GIAP was founded in 2004, and in 2009 was recognised as an official SGR of the Generalitat de Catalunya. The group stems from the interest of several founding members (including the current directors) in landscape archaeology, palaeoenvironment and computational methods.
The group has a strong focus on advanced postgraduate training and has an excellent record of successful PhDs with 8 completed PhDs from 2008 to 2018. Six of these PhDs have gained postdoctoral positions outside Spain and 4 remain active in research. Researchers trained at ICAC have been awarded prestigious postdoctoral fellowships and positions, such as Marie Skłodowska-Curie fellowships, Institute for European and Mediterranean Archaeology fellowships at the State University of New York, Ramón y Cajal positions and Chargé de Recherche in the French CNRS.
GIAP has been growing rapidly and since 2018 GIAP’s senior members have been successful in obtaining competitive research funds amounting to over 2 million euros. GIAP is currently among the largest European research groups focusing on landscape archaeology. It includes an international team with 3 senior researchers, two of them Ramón y Cajal fellows; 6 postdoctoral researchers (4 Marie Skłodowska-Curie fellows, 1 Juan de la Cierva, and 2 more ICAC-funded posts); 1 technician; and 7 PhD students. It is an international research group, including researchers of 5 different nationalities.
GIAP aims to study long-term human-environment interactions through the physical and biological imprints left on the landscape by its past inhabitants. In order to do so, GIAP has a strong interdisciplinary focus, which includes bioarchaeology and palaeoenvironment, geoarchaeology, survey, archaeomorphological analysis and computational approaches, including GIS, remote sensing and machine learning.
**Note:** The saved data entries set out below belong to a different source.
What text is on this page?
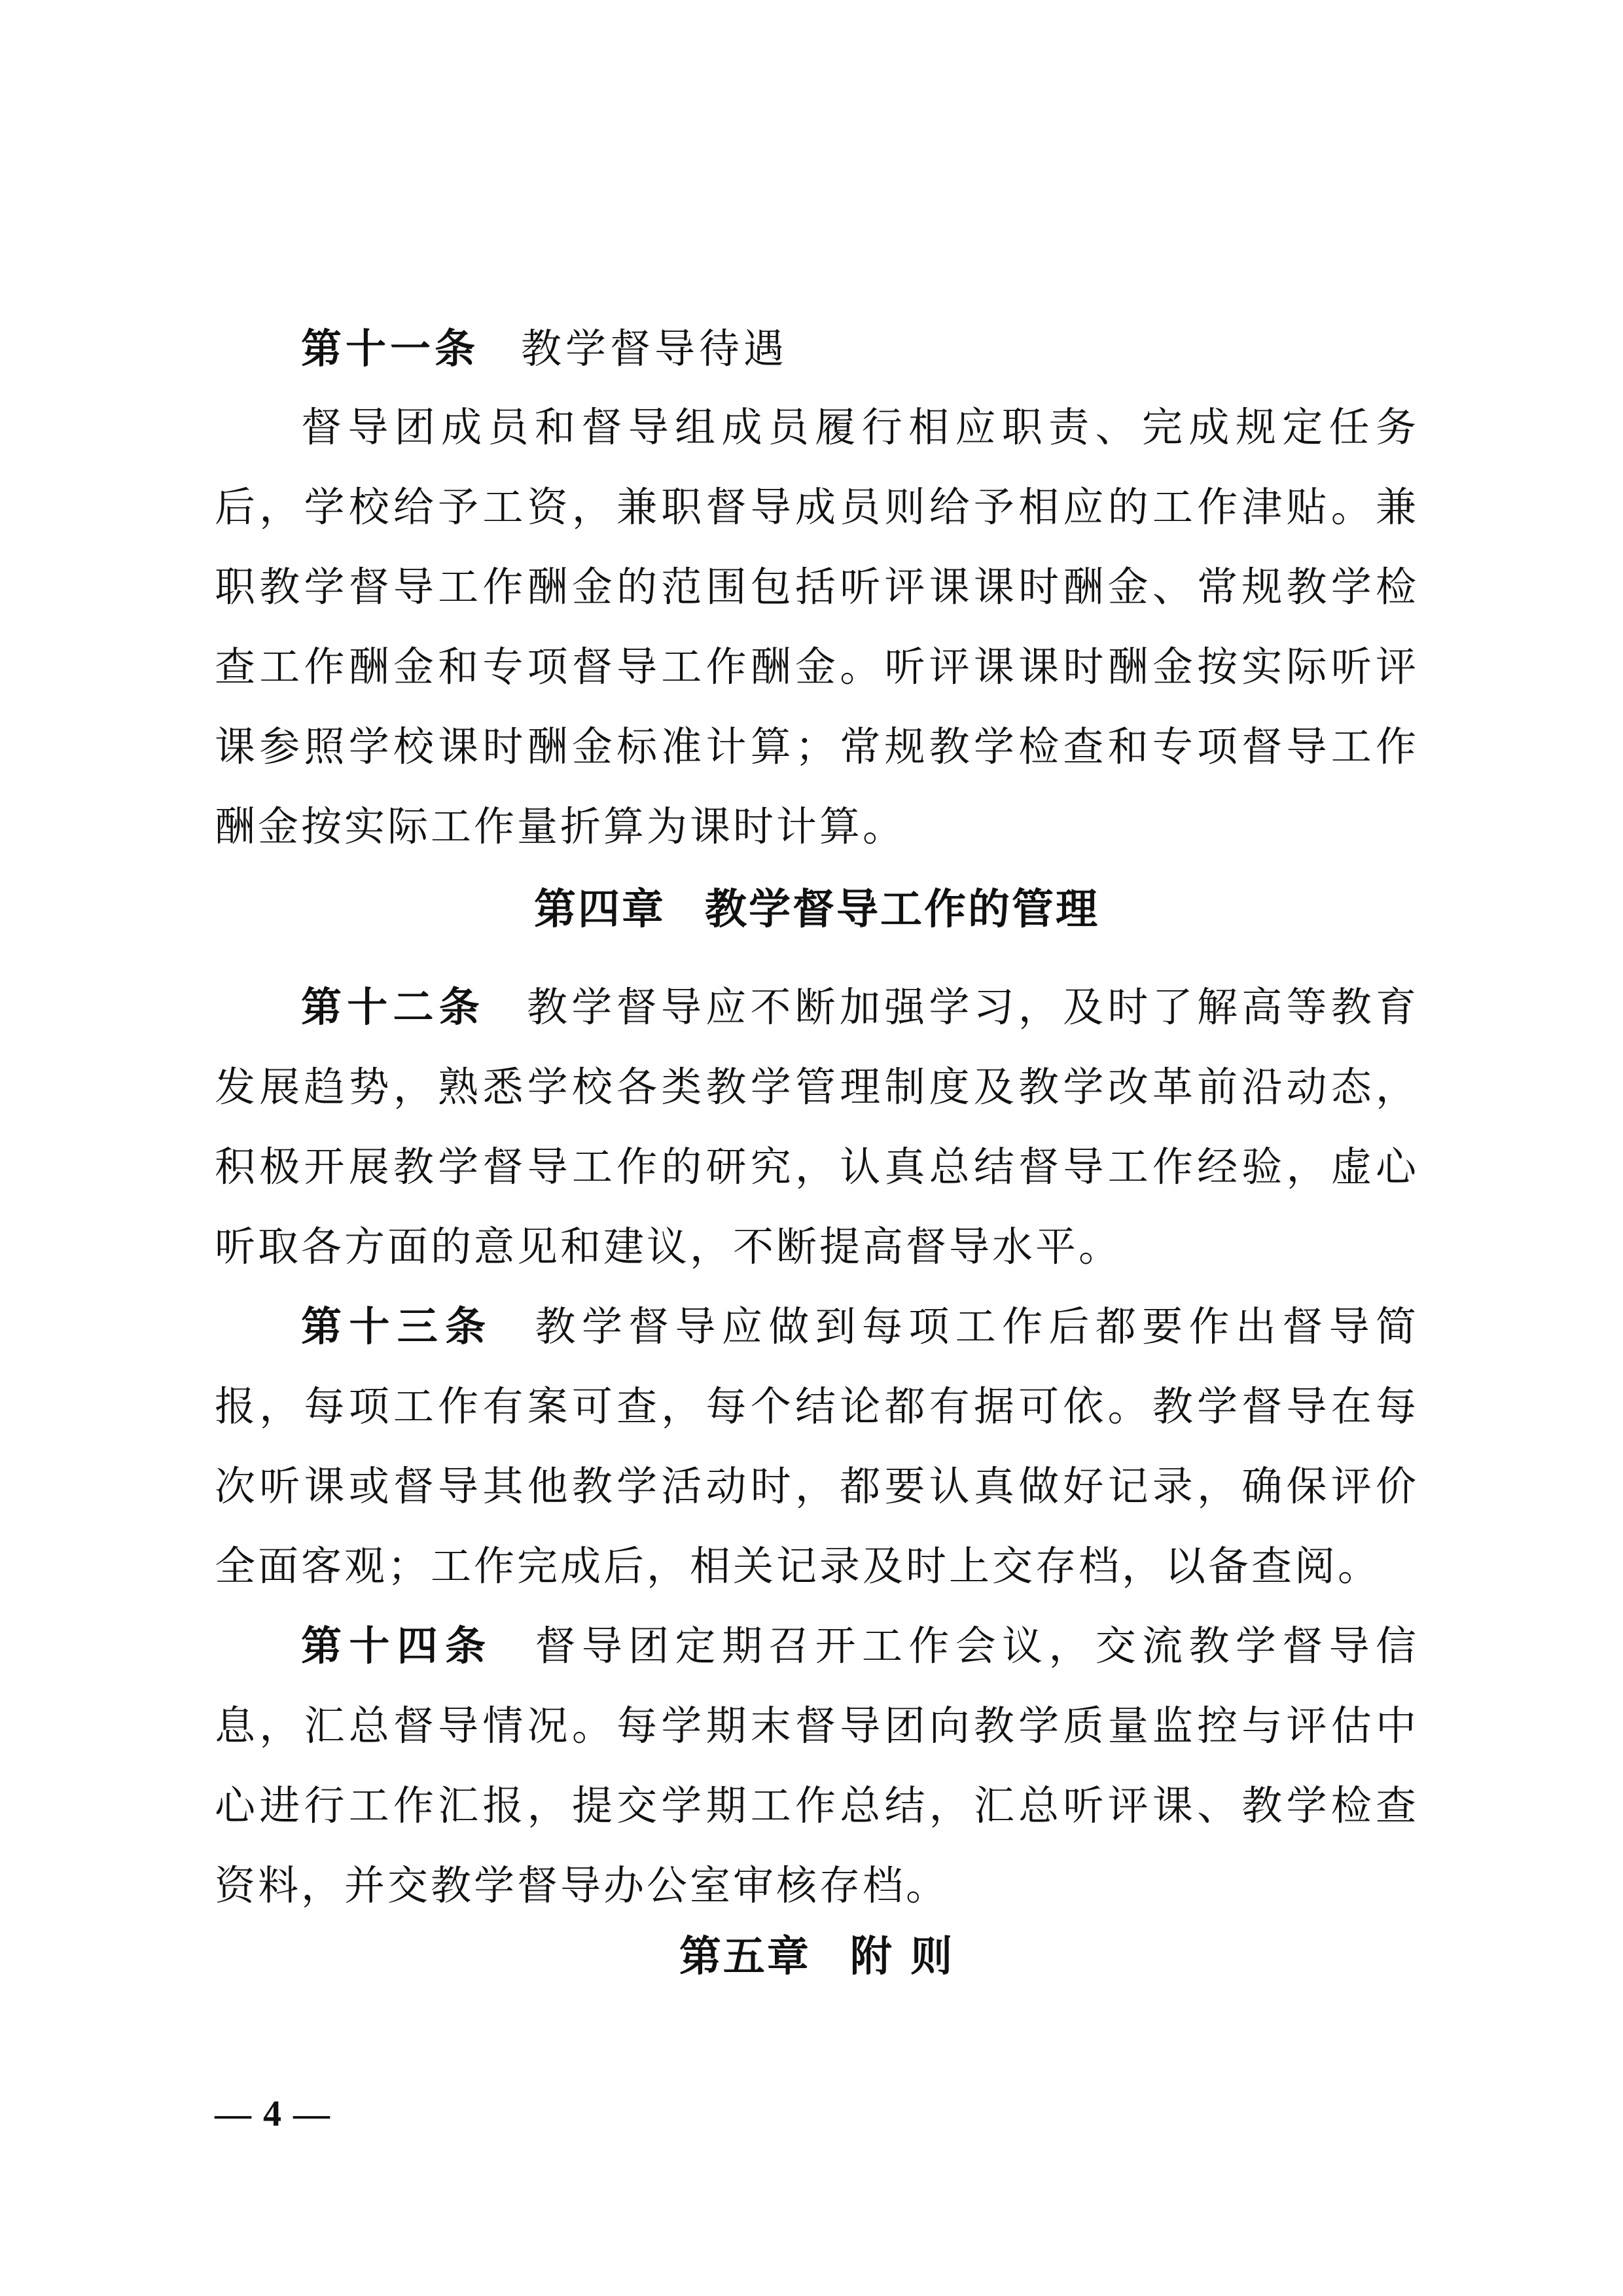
第十一条 教学督导待遇
督导团成员和督导组成员履行相应职责、完成规定任务后，学校给予工资，兼职督导成员则给予相应的工作津贴。兼职教学督导工作酬金的范围包括听评课课时酬金、常规教学检查工作酬金和专项督导工作酬金。听评课课时酬金按实际听评课参照学校课时酬金标准计算；常规教学检查和专项督导工作酬金按实际工作量折算为课时计算。
第四章 教学督导工作的管理
第十二条 教学督导应不断加强学习，及时了解高等教育发展趋势，熟悉学校各类教学管理制度及教学改革前沿动态，积极开展教学督导工作的研究，认真总结督导工作经验，虚心听取各方面的意见和建议，不断提高督导水平。
第十三条 教学督导应做到每项工作后都要作出督导简报，每项工作有案可查，每个结论都有据可依。教学督导在每次听课或督导其他教学活动时，都要认真做好记录，确保评价全面客观；工作完成后，相关记录及时上交存档，以备查阅。
第十四条 督导团定期召开工作会议，交流教学督导信息，汇总督导情况。每学期末督导团向教学质量监控与评估中心进行工作汇报，提交学期工作总结，汇总听评课、教学检查资料，并交教学督导办公室审核存档。
第五章 附 则
— 4 —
GIAP is well-recognised internationally for its research on mountain archaeology and pastoralism, studies on field systems based on archaeomorphological analysis, and computational archaeology, including remote sensing and geosciences. Its members currently direct projects in Catalonia, Greece, Turkey and India and participate in projects in Italy, the UK and Iran. Our network of regular collaborators includes teams and researchers from all the previously mentioned countries plus the United States and France.
GIAP is now in a consolidation phase and is expanding its strengths to environmental archaeology including archaeobotany and zooarchaeology. The ultimate objective is to complete GIAP’s multidisciplinary scope and provide the team with full independence for the planning and execution of all types of landscape-related projects.